Watch date of service for reporting bundled codes such as 95811.
Patients suffering from sleep disorders such as sleep apnea are regular visitors to a pulmonologist’s office. One of the first steps to reimbursement success in dealing with sleep apnea cases is spot-on diagnosis, and correct choice of codes for treatment and care. Ensure maximum returns on your polysomnography coding by answering the following questions.
Background: Sleep apnea is an involuntary stoppage of breathing that occurs while the patient is asleep. Patients present with one three types of sleep apnea: obstructive, central, or mixed. The majority of cases are of obstructive type sleep apnea. Although the cause of each type of sleep apnea is different, the common factor is that all patients stop breathing repeatedly during their sleep, sometimes hundreds of times during the night and often for a minute or longer. The sleeper remains unaware of these breath stoppages because they don’t trigger a full awakening. The usual symptoms include loud snoring, occasional waking up with a choking or gasping sensation, waking up with a very sore or dry throat, sleepiness or lack of energy during the day, restless sleep, or morning headaches.
1. Is It a Sleep Study or Polysomnography?
Usually, the patient is referred to a pulmonologist by a family physician when he presents with the symptoms. Your pulmonologist will schedule a sleep study or polysomnography to confirm or discard the diagnosis.
Polysomnography is a sleep study that records many body functions including the brain’s electrical activity, eye movement, muscle activity, heart rate, respiratory effort, airflow, and blood oxygen levels. Most polysomnography studies consist of about 16 channels and are used to diagnose several sleep disorders. Polysomnography differs from a sleep study in that it includes sleep staging.

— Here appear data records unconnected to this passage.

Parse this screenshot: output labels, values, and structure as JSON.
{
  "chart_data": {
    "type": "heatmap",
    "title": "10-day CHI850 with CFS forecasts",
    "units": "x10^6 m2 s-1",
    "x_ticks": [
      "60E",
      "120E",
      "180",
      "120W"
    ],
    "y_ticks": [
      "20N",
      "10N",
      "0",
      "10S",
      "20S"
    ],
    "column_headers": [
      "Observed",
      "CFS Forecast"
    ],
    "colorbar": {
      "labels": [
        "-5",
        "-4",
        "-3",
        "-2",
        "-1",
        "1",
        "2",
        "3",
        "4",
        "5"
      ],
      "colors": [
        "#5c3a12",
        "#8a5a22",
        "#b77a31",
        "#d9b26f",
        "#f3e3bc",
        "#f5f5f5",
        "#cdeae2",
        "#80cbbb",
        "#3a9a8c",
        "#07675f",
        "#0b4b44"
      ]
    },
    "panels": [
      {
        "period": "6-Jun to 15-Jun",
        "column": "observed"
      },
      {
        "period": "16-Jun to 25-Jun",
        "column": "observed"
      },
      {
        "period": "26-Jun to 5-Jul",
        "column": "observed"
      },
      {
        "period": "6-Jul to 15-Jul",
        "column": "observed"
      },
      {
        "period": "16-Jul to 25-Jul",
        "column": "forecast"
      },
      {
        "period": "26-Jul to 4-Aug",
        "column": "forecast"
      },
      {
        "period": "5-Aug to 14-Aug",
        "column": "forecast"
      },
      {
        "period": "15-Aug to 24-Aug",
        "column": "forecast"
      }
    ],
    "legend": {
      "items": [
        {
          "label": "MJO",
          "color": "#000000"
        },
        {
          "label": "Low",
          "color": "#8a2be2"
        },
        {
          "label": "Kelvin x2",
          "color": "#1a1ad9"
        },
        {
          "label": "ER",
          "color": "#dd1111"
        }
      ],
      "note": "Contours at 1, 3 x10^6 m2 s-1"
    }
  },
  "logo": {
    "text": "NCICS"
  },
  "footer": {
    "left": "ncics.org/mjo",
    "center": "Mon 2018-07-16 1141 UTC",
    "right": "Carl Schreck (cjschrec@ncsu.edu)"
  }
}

In order for you to report polysomnography, sleep must be both recorded and staged. Polysomnography involves monitoring of several activity levels during a minimum numbers of hours of sleep, usually about six. Generally, monitoring will include measuring of heart rate and rhythm, chest bands that measure respiration, and additional monitors that sense oxygen and carbon dioxide levels in the blood. These physiological parameters of sleep must be continuous and simultaneously monitored and recorded for six or more hours with a subsequent physician review, interpretation and report. If a polysomnography is performed, you will report it from the following codes, depending upon the number of parameters tested:
2. Was CPAP Part of the Procedure?
When suspecting obstructive sleep apnea (OSA), the pulmonologist may opt for a split study that involves two steps. First, a polysomnography is performed where the patient’s sleep is monitored. Once the patient’s sleep has been monitored and the apnea witnessed and recorded, the second part of the study involves the treatment. The pulmonologist initiates continuous positive airway pressure ventilation (CPAP) and then monitors its effect.
You can report the treatment with 94660 (Continuous positive airway pressure ventilation [CPAP], initiation and management) but only when the initiation of CPAP does not occur during the course of the split night study, and the patient must be brought back to the office at a later time. Given the guidelines required by polysomnography, the study may have started, but not enough data may have been collected to allow for the fitting and administering of CPAP during the single encounter. However, if enough data are collected to warrant CPAP initiation during the session, , you will report the split sleep study 95811 (... sleep staging with 4 or more additional parameters of sleep, with initiation of continuous positive airway pressure therapy or bilevel ventilation, attended by a technologist). This code bundles the polysomnograpy with the CPAP treatment, appropriate when the two procedures are performed during the same study. Do not report separate components, 95810 on day 1, and 94660 on day 2 in this case.
It is important to have the documentation supporting the code used readily available.
Did the Physician Administer Bilevel Ventilation?
Although central sleep apnea is reported similarly to obstructive sleep apnea, it involves different symptoms and requires a different treatment plan. The patient undergoes a similar split sleep study. The polysomnography portion must meet the same guidelines as obstructive sleep apnea. However, in central sleep apnea, the second half of the study involves bilevel ventilation rather than CPAP. The same rules apply – codes 95810 and 94660 cannot be reported if the procedures are provided during a single sleep study encounter; they would be bundled and you will report only 95811.
Sometimes the pulmonologist may decide to perform a CPAP study (similar to a split sleep study except the patient uses CPAP for the entire time) if she notices changes in the conditions of patients already on CPAP. For example, they may have an increase in snoring or they may feel sleepier. You would report this service using the same code-- 95811.